FIG. 3 shows an encapsulated FBAR device 50 composed of an FBAR device 52 and a package 54. FBAR device is composed of an FBAR stack 56 and a substrate 58. Substrate 58 also constitutes part of package 54. FBAR stack 56 is composed of layers of various materials in which at least one FBAR is defined. FBAR stack 56 is suspended over a cavity 60 defined in substrate 58. Substrate 58 was part of the above-mentioned FBAR wafer prior to singulation. FBAR stack 56 is surrounded by an annular gasket 62 bonded to the major surface of substrate 58. Cap 64, which was part of the above-mentioned cap wafer prior to singulation, is bonded to gasket 62 opposite substrate 58. Substrate 58, gasket 62 and cap 64 collectively define a hermetically-sealed chamber 66 in which FBAR stack 56 is located.
As noted above, FBAR stack 56 is suspended over cavity 60 defined in substrate 58. The large mismatch between the acoustic impedances of the materials of FBAR stack 56 (typically tens of megarayleighs (Mrayl)) and the air or other gas in cavity 60 (about 1 kilorayleigh (krayl)) acoustically isolates FBAR stack 56 from substrate 58. Similarly, the top surface 68 of FBAR stack 56 remote from substrate 58 is separated from cap 64 by a gap 70. Gap 70 is typically filled with air or another gas.

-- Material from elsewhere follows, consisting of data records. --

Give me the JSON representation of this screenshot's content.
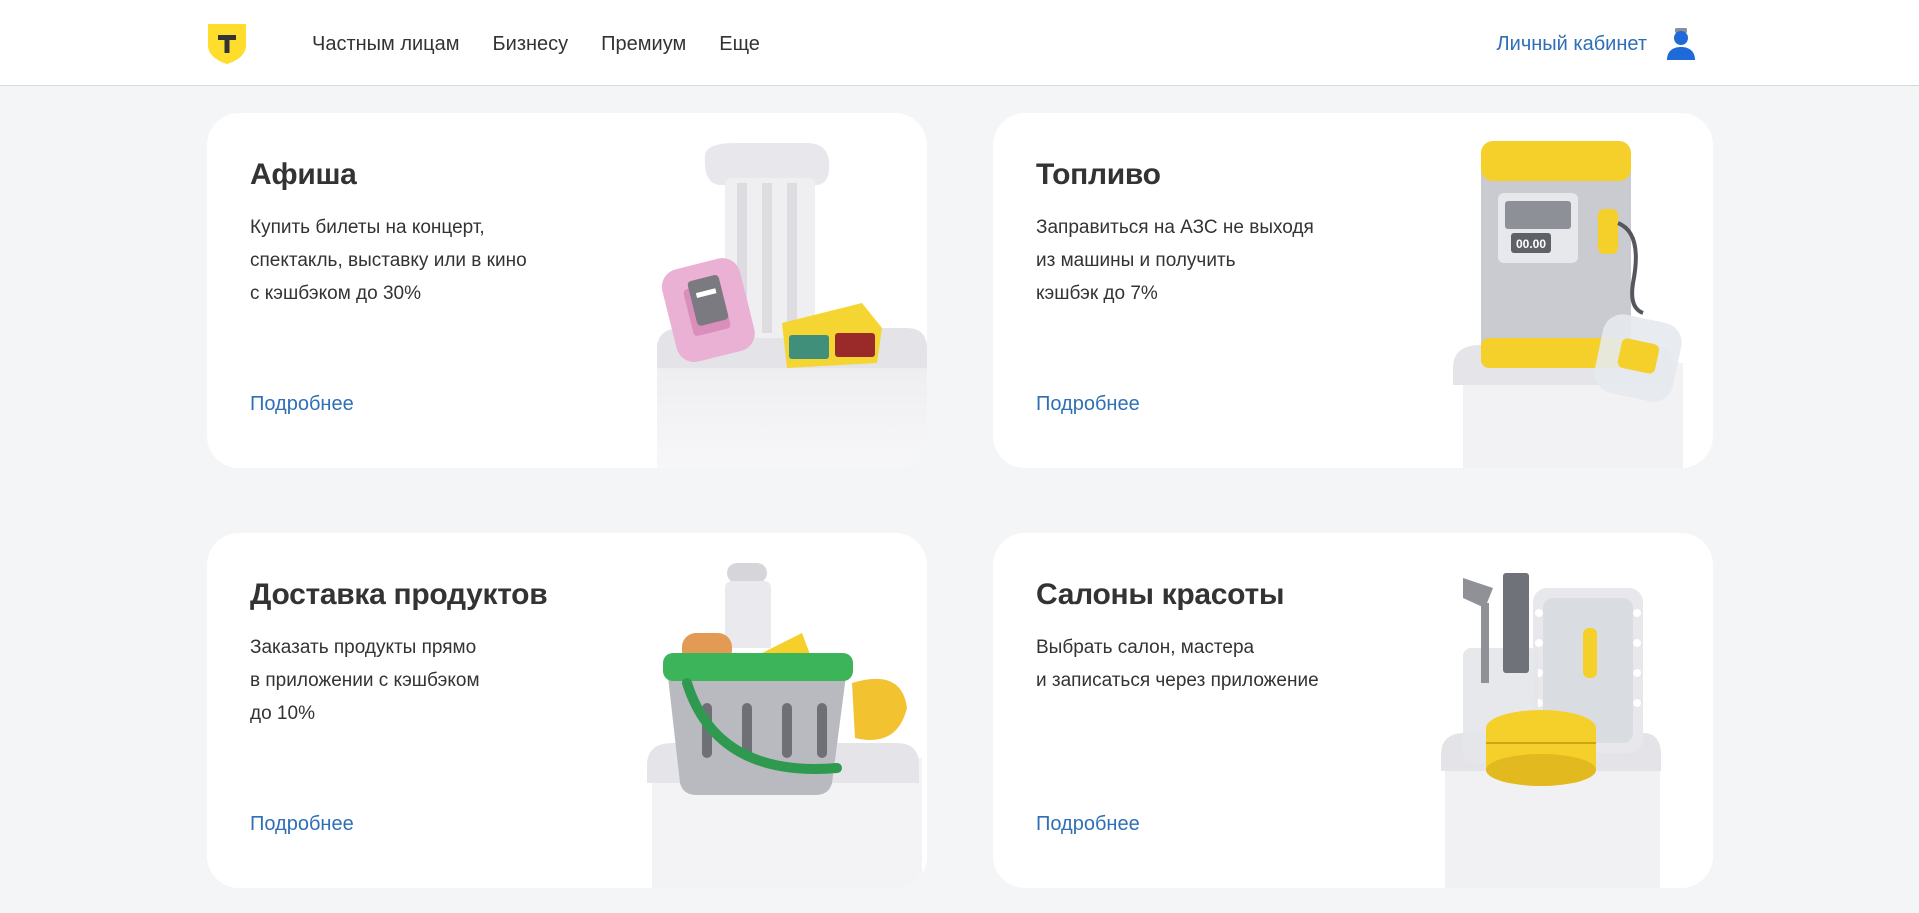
{
  "header": {
    "nav": [
      "Частным лицам",
      "Бизнесу",
      "Премиум",
      "Еще"
    ],
    "account_label": "Личный кабинет",
    "logo_icon": "t-bank-shield-logo",
    "avatar_icon": "user-avatar-icon",
    "accent_color": "#2f6fb6",
    "logo_color": "#ffdd2d"
  },
  "cards": [
    {
      "title": "Афиша",
      "desc": "Купить билеты на концерт,\nспектакль, выставку или в кино\nс кэшбэком до 30%",
      "link": "Подробнее",
      "art": "theater-column-tickets-3d-glasses-illustration"
    },
    {
      "title": "Топливо",
      "desc": "Заправиться на АЗС не выходя\nиз машины и получить\nкэшбэк до 7%",
      "link": "Подробнее",
      "art": "fuel-pump-illustration",
      "pump_display": "00.00"
    },
    {
      "title": "Доставка продуктов",
      "desc": "Заказать продукты прямо\nв приложении с кэшбэком\nдо 10%",
      "link": "Подробнее",
      "art": "grocery-basket-illustration"
    },
    {
      "title": "Салоны красоты",
      "desc": "Выбрать салон, мастера\nи записаться через приложение",
      "link": "Подробнее",
      "art": "beauty-tools-mirror-illustration"
    }
  ]
}
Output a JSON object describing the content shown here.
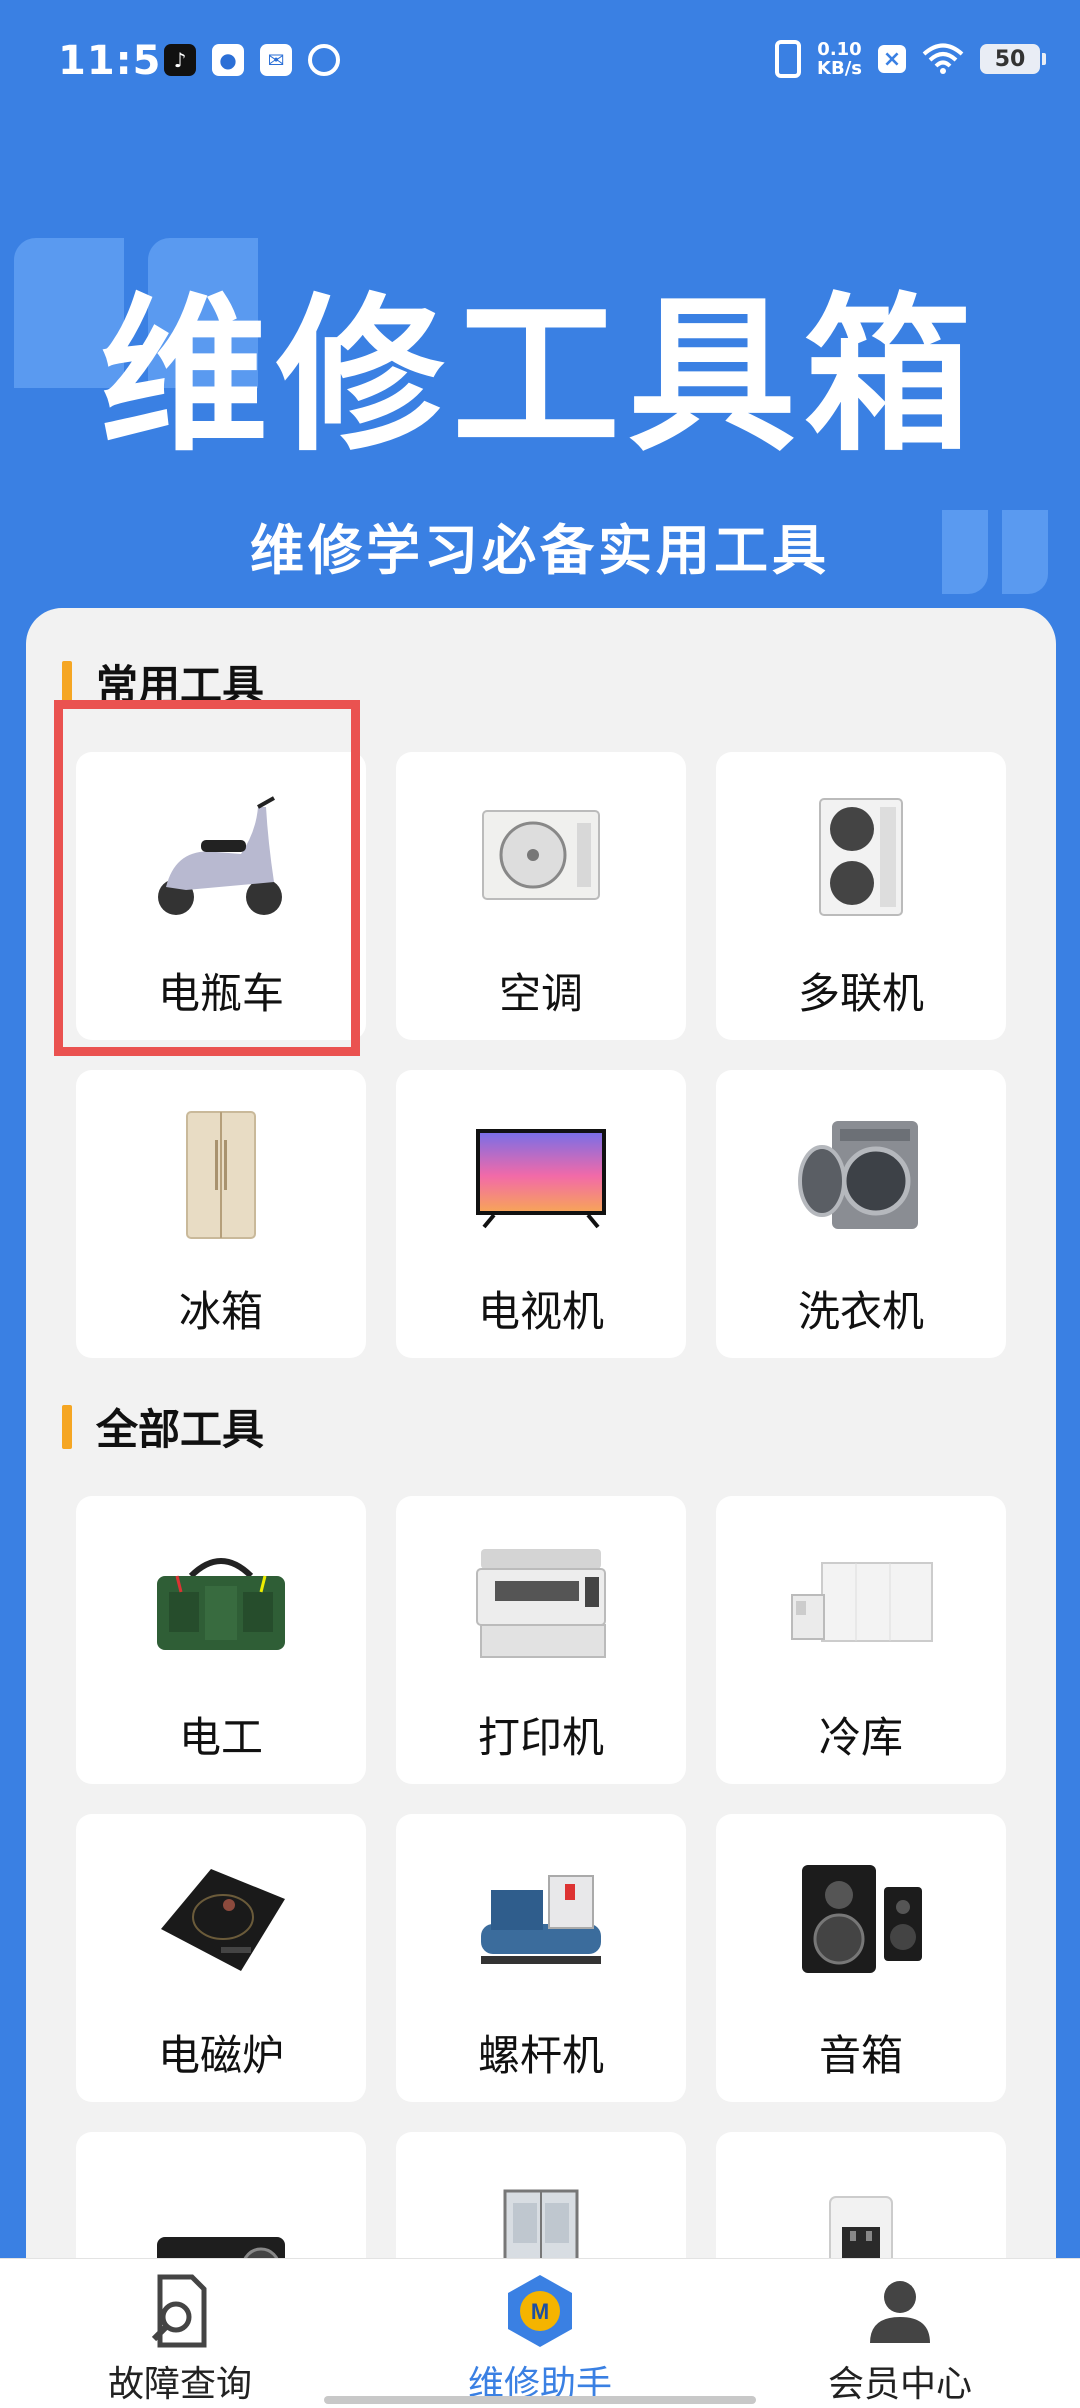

The large mismatch between the acoustic impedances of the materials of FBAR stack 56 and the air or other gas in gap 70 acoustically isolates FBAR stack 56 from cap 64. Thus, FBAR stack 56 is acoustically decoupled from both substrate 58 and cap 64 and is therefore free to resonate mechanically in response to an electrical signal applied between its electrodes.
While the package 54 of the encapsulated FBAR device 50 shown in FIG. 3 is relatively simple and inexpensive, simpler and less expensive packaging is available. One example of such packaging involves encapsulating the FBAR stack in an encapsulant (not shown) that covers the FBAR stack and part of the substrate. However, mechanical contact between the encapsulant and the top surface 68 of the FBAR stack remote from the substrate degrades the electrical properties of the encapsulated FBAR device because the FBAR stack is no longer free to resonate mechanically.
What is needed, therefore, is an encapsulated FBAR device in which the FBAR stack is effectively acoustically isolated from the encapsulant.